L’Afrique et le monde : entre multipolarité et dépendance
Le troisième volet du rapport élargit la focale pour interroger la place du continent africain dans le système international en recomposition. Alors que l’ordre mondial post-guerre froide vacille, l’Afrique devient un terrain de compétition géopolitique intense entre puissances traditionnelles et émergentes. La Chine, la Russie, la Turquie, les États du Golfe, mais aussi les États-Unis et les pays européens y déploient des stratégies d’influence qui se croisent, se concurrencent ou se neutralisent.
Dans ce tumulte diplomatique, le PCNS souligne la difficulté des États africains à construire une véritable autonomie stratégique. Si certains pays parviennent à jouer sur les rivalités extérieures pour maximiser leurs gains, la majorité reste enfermée dans des logiques de dépendance économique ou militaire. Le rapport pointe, par exemple, l’instrumentalisation des partenariats sécuritaires, parfois perçus comme de simples prolongements de stratégies néocoloniales.
Le Policy Center for the New South plaide alors pour un repositionnement africain fondé sur des alliances réfléchies, une diplomatie continentale proactive, et un renforcement de la coopération Sud-Sud. Ce changement de posture, s’il s’affirme encore timidement, pourrait permettre à l’Afrique de ne plus être seulement un terrain de jeu, mais un acteur à part entière dans la recomposition géopolitique mondiale.
Vers un espace africain atlantique intégré ?
Enfin, la dernière section du rapport explore la dimension atlantique du continent, trop souvent marginalisée dans les études géopolitiques. Le PCNS y voit pourtant un levier de transformation stratégique majeur. Avec 23 pays africains disposant d’un accès à l’Atlantique, le potentiel d’intégration est immense, tant sur les plans économique, logistique que diplomatique.
L’espace atlantique africain se présente comme une interface géostratégique entre l’Afrique, les Amériques et l’Europe. Cette façade pourrait permettre l’émergence de chaînes de valeur industrielles, de corridors énergétiques et d’initiatives sécuritaires régionales adaptées. Mais pour cela, encore faut-il dépasser les logiques de cloisonnement national et de compétition intra-africaine.
Le Policy Center for the New South invite à repenser cet espace comme un bien commun à investir collectivement, dans un esprit de coresponsabilité.
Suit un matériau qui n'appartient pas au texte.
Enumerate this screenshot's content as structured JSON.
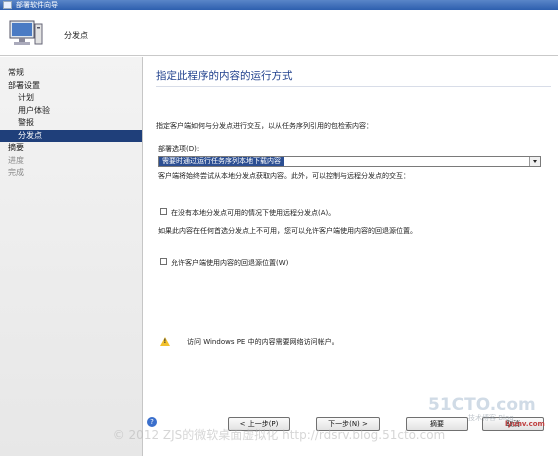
{
  "window": {
    "title": "部署软件向导"
  },
  "header": {
    "title": "分发点"
  },
  "sidebar": {
    "items": [
      {
        "label": "常规"
      },
      {
        "label": "部署设置"
      },
      {
        "label": "计划"
      },
      {
        "label": "用户体验"
      },
      {
        "label": "警报"
      },
      {
        "label": "分发点"
      },
      {
        "label": "摘要"
      },
      {
        "label": "进度"
      },
      {
        "label": "完成"
      }
    ]
  },
  "main": {
    "title": "指定此程序的内容的运行方式",
    "intro": "指定客户端如何与分发点进行交互，以从任务序列引用的包检索内容：",
    "deploy_label": "部署选项(D):",
    "deploy_value": "需要时通过运行任务序列本地下载内容",
    "deploy_note": "客户端将始终尝试从本地分发点获取内容。此外，可以控制与远程分发点的交互：",
    "checkbox1_label": "在没有本地分发点可用的情况下使用远程分发点(A)。",
    "fallback_note": "如果此内容在任何首选分发点上不可用，您可以允许客户端使用内容的回退源位置。",
    "checkbox2_label": "允许客户端使用内容的回退源位置(W)",
    "warning_text": "访问 Windows PE 中的内容需要网络访问帐户。"
  },
  "footer": {
    "help_icon": "?",
    "prev_label": "< 上一步(P)",
    "next_label": "下一步(N) >",
    "summary_label": "摘要",
    "cancel_label": "取消"
  },
  "watermark": {
    "text": "© 2012 ZJS的微软桌面虚拟化 http://rdsrv.blog.51cto.com",
    "logo": "51CTO.com",
    "logo_sub": "技术博客  Blog",
    "logo2": "lyunv.com"
  },
  "colors": {
    "selected_nav": "#1f3f7a",
    "title_blue": "#1e3f8c",
    "select_highlight": "#2c4f93"
  }
}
Il plaide pour la création de cadres de coopération innovants, à l’image d’une « Communauté Atlantique Africaine » qui ferait écho aux aspirations d’un continent désireux de se projeter dans l’avenir sans renier ses intérêts stratégiques.
Au fil des pages, le rapport du Policy Center for the New South s’impose comme un exercice d’intelligence collective. Il donne la parole à des chercheurs du continent, refuse les caricatures et restitue les nuances d’une Afrique plurielle, traversée par des forces antagonistes mais jamais résignée. Loin des récits misérabilistes ou purement sécuritaires, ce rapport affirme l’ambition d’une géopolitique construite depuis le Sud, dans une perspective souveraine, lucide et ambitieuse.